There are a few special characters and characters with special semantics that are important when dealing with Unicode text strings.
The code 0x0000 is the Unicode string terminator for null-terminated strings. A single null byte is not sufficient for this, as many Unicode characters contain null bytes as either their high or low byte. An example is 'A,' which is 0x0041.
Rule 0: Always use (TCHAR) 0 when null-terminating strings.
The code points 0xFFFF and 0xFFFE are not characters and therefore do not have Unicode character names. They never form part of Unicode plain text. The use of 0xFFFF is reserved for program private use, for example, as sentinel code. It is illegal in plain text files or across the API. The special circumstance under which 0xFFFE might occur is explained in the next rule.
Rule 1: 0xFFFF won't be understood, except by yourself.
Since Unicode plain text is a sequence of 16-bit codes, it is sensitive to the byte-ordering that is used when writing the text. Intel and MIPS chips have the least significant byte first, while Motorola chips have the most significant byte first. Ideally, all Unicode would follow only one set of rules, but this would force one side to always swap the byte order on reading and writing plain text files, even when the file never leaves the system on which it was created.
Plain text files lack the file header, which would be the preferred place to specify byte order. To have a cheap way to indicate which byte order is used in a text, Unicode has defined a character 0xFEFF byte order mark (BOM) and a noncharacter 0xFFFE, which are the mirror byte-image of each other. The byte order mark is not a control character that selects the byte order of the text; rather, its function is to inform recipients that they are looking at a correctly byte-ordered file.

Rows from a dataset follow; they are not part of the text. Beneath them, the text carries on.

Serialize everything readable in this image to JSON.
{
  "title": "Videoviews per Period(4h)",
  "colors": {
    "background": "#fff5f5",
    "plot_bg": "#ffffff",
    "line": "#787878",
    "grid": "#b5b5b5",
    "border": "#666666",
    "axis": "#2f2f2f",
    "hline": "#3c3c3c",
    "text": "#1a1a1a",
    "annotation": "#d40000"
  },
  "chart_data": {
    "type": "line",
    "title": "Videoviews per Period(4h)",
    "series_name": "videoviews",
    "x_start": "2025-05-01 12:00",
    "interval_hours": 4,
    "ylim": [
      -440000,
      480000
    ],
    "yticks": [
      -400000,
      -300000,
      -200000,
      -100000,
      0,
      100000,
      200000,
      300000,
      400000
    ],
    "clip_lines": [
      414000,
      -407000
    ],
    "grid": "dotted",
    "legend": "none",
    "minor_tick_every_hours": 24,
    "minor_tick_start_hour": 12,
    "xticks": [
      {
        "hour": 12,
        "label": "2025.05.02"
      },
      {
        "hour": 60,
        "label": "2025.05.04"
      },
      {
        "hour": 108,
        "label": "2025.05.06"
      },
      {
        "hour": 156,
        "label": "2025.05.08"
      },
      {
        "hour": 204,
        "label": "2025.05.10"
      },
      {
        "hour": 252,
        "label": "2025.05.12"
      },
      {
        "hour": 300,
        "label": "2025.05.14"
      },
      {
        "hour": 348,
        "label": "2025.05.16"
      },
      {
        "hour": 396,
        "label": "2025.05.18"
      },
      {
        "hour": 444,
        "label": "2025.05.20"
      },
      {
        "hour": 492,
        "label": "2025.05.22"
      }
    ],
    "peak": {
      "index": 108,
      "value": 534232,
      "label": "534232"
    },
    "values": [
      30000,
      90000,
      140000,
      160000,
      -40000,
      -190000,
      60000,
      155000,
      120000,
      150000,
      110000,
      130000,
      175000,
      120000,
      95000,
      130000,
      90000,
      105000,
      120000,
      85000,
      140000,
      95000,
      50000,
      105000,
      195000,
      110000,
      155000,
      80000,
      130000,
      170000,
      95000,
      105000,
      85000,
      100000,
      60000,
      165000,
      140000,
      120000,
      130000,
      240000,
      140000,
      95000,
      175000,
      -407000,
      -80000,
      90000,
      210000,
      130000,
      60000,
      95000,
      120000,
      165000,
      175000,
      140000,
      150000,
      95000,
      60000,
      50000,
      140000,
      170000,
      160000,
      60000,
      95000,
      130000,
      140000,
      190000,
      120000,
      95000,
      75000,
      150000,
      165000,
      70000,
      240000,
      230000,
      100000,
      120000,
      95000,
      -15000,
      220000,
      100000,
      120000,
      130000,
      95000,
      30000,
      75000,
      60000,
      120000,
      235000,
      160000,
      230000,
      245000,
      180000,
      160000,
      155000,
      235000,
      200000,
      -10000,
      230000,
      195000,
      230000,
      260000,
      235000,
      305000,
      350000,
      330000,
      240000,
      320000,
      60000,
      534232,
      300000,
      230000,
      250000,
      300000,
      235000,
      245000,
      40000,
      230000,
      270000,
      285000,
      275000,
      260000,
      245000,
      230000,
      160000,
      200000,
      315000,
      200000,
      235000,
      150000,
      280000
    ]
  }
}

As a side benefit, since the sequence 0xFEFF is exceedingly rare at the outset of regular non-Unicode text files, it can serve as an implicit marker or signature to identify the file as Unicode. Programs that are written to read both Unicode and non-Unicode text files should use the presence of this sequence as a very strong hint that the file is in Unicode. Compare this to using Ctrl-Z to terminate text files.
Rule 2: Always prefix any Unicode plain text file with a BOM.
The first 32 sixteen-bit characters in Unicode are intended for encoding the 32 control characters. In this manner, existing use of control characters for formatting purposes can be supported. Unicode programs can treat these control codes in exactly the same way as they used to treat their equivalents in ASCII.
ASCII control characters, including arguments in escape sequences, are always converted to their Unicode wide-character equivalent.
When an ASCII plain text file is converted to Unicode, there is a chance that it will be converted back to ASCII later on, perhaps on the receiving end of a transmission. Converting escape sequences into Unicode on a character basis (ESC A turns into 0x001B escape, 0x0041 latin capital letter a) will allow the reverse conversion to be performed without the need to recognize and parse the escape sequence as such.
Rule 3: Translate escape sequences character by character into Unicode.
Unicode has two special characters, 0x2028 line separator and 0x2029 paragraph separator. A new line is begun after each line separator. A new paragraph is begun after each paragraph separator. Since these are separator codes, it is not necessary to either start the first line or paragraph or to end the last line or paragraph with them. Rather, doing so would indicate that there was an empty paragraph or line in that location.
The paragraph separator can be inserted between paragraphs of text. Its use allows plain text files to be created that can be laid out on a different line width at the receiving end. The line separator can be used to indicate an unconditional end of line. In fact, they work just like SHIFT+ENTER or ENTER work in Word. However, they do NOT correspond to CR and LF, or CR/LF. See the next rule.
Rule 4: Use the line and paragraph separator to divide plain text.
The Unicode Standard does not prescribe a specific semantic to 0x000D carriage return and 0x000A line feed but leaves it up to your program to interpret these codes as well as to decide whether to require their use and whether CR/LF pairs or single codes are needed. This is really no change from the way these codes are used in ASCII.
Rule 5: Interpretation of ASCII control codes depends on the program.
Non-spacing Characters and Floating Accents
Many scripts contain characters which, on output, combine with other characters visually. A prominent example of this are the so-called floating accents. In Unicode, nonspacing characters follow their base character. The Windows 32-bit API will provide an extended ctype function, which lets an application determine whether a character is nonspacing. When breaking lines or otherwise separating text, make sure not to separate characters that belong together.
Rule 6: Keep nonspacing characters with their base character.